Stocks are heading into the Friday midday session with moderate losses in both Canada and the U.S., as investors shrugged off relatively decent earnings from both Google Inc. and General Electric Co., and once again caught European jitters.
The S&P TSX composite index in Toronto was recently down 72 points, or .6 per cent, to 11,594.
In New York, the Dow Jones Industrial Average fell 89 points or .7 per cent to 12,854.
“It appears a large part of it is just further developments from Europe,” says Mark Chandler, a strategist at BRC Dominion Securities, who says markets have been unnerved in part by a request from another regional government in Spain for funds.
North American investors can at least be thankful that they’re not in Europe, where stocks have been in downdraft mode over worries about the sustainability of Spanish government debt.
Spain’s IBEX 35 index tumbled a gut wrenching 5.8 per cent, despite winning approval from European ministers for its bank bailout package, while in Italy, another European trouble spot, shares fell 4.4 per cent.

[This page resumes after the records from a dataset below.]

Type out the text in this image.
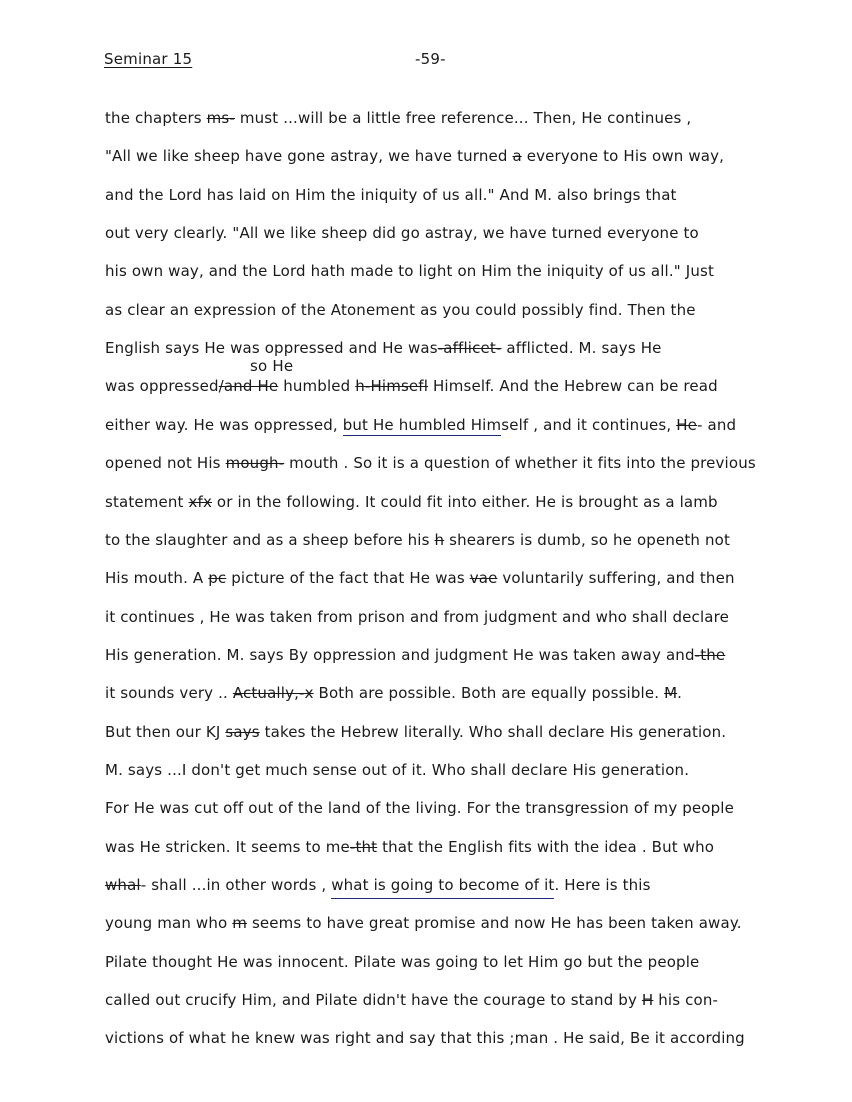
Seminar 15	-59-
so He
the chapters ms- must ...will be a little free reference... Then, He continues ,
"All we like sheep have gone astray, we have turned a everyone to His own way,
and the Lord has laid on Him the iniquity of us all." And M. also brings that
out very clearly. "All we like sheep did go astray, we have turned everyone to
his own way, and the Lord hath made to light on Him the iniquity of us all." Just
as clear an expression of the Atonement as you could possibly find. Then the
English says He was oppressed and He was-afflicet- afflicted. M. says He
was oppressed/and He humbled h-Himsefl Himself. And the Hebrew can be read
either way. He was oppressed, but He humbled Himself , and it continues, He- and
opened not His mough- mouth . So it is a question of whether it fits into the previous
statement xfx or in the following. It could fit into either. He is brought as a lamb
to the slaughter and as a sheep before his h shearers is dumb, so he openeth not
His mouth. A pc picture of the fact that He was vae voluntarily suffering, and then
it continues , He was taken from prison and from judgment and who shall declare
His generation. M. says By oppression and judgment He was taken away and-the
it sounds very .. Actually,-x Both are possible. Both are equally possible. M.
But then our KJ says takes the Hebrew literally. Who shall declare His generation.
M. says ...I don't get much sense out of it. Who shall declare His generation.
For He was cut off out of the land of the living. For the transgression of my people
was He stricken. It seems to me-tht that the English fits with the idea . But who
whal- shall ...in other words , what is going to become of it. Here is this
young man who m seems to have great promise and now He has been taken away.
Pilate thought He was innocent. Pilate was going to let Him go but the people
called out crucify Him, and Pilate didn't have the courage to stand by H his con-
victions of what he knew was right and say that this ;man . He said, Be it according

Losses in Germany and France were both around the 2 per cent mark, while London stocks fell 1 per cent.
In Toronto, energy stocks were weaker, as crude oil dropped $1.41 (U.S.) to $91.25 a barrel on profit taking after sharp gains earlier this week.
Suncor Energy Inc. and Canadian Natural Resources Ltd. both fell more than 1 per cent and were among the most heavily-traded stocks.
Former tech darling Research In Motion Ltd. continued its losing ways, down another 2.1 per cent.
Gold prices edged higher, shrugging off early weakness, rising $2.80 to $1,584.50 an ounce, but shares in the sector were mixed.
Kinross Gold Corp. traded .25 per cent higher, while Goldcorp Inc. was unchanged and Barrick Gold Corp. lost .5 per cent,
In New York, Google bucked the general downdraft based on better than expected second quarter earnings, gaining 2.8 per cent.
GE was also in the winner’s column, rising 1 per cent in recent trade, with second quarter earnings beating estimates.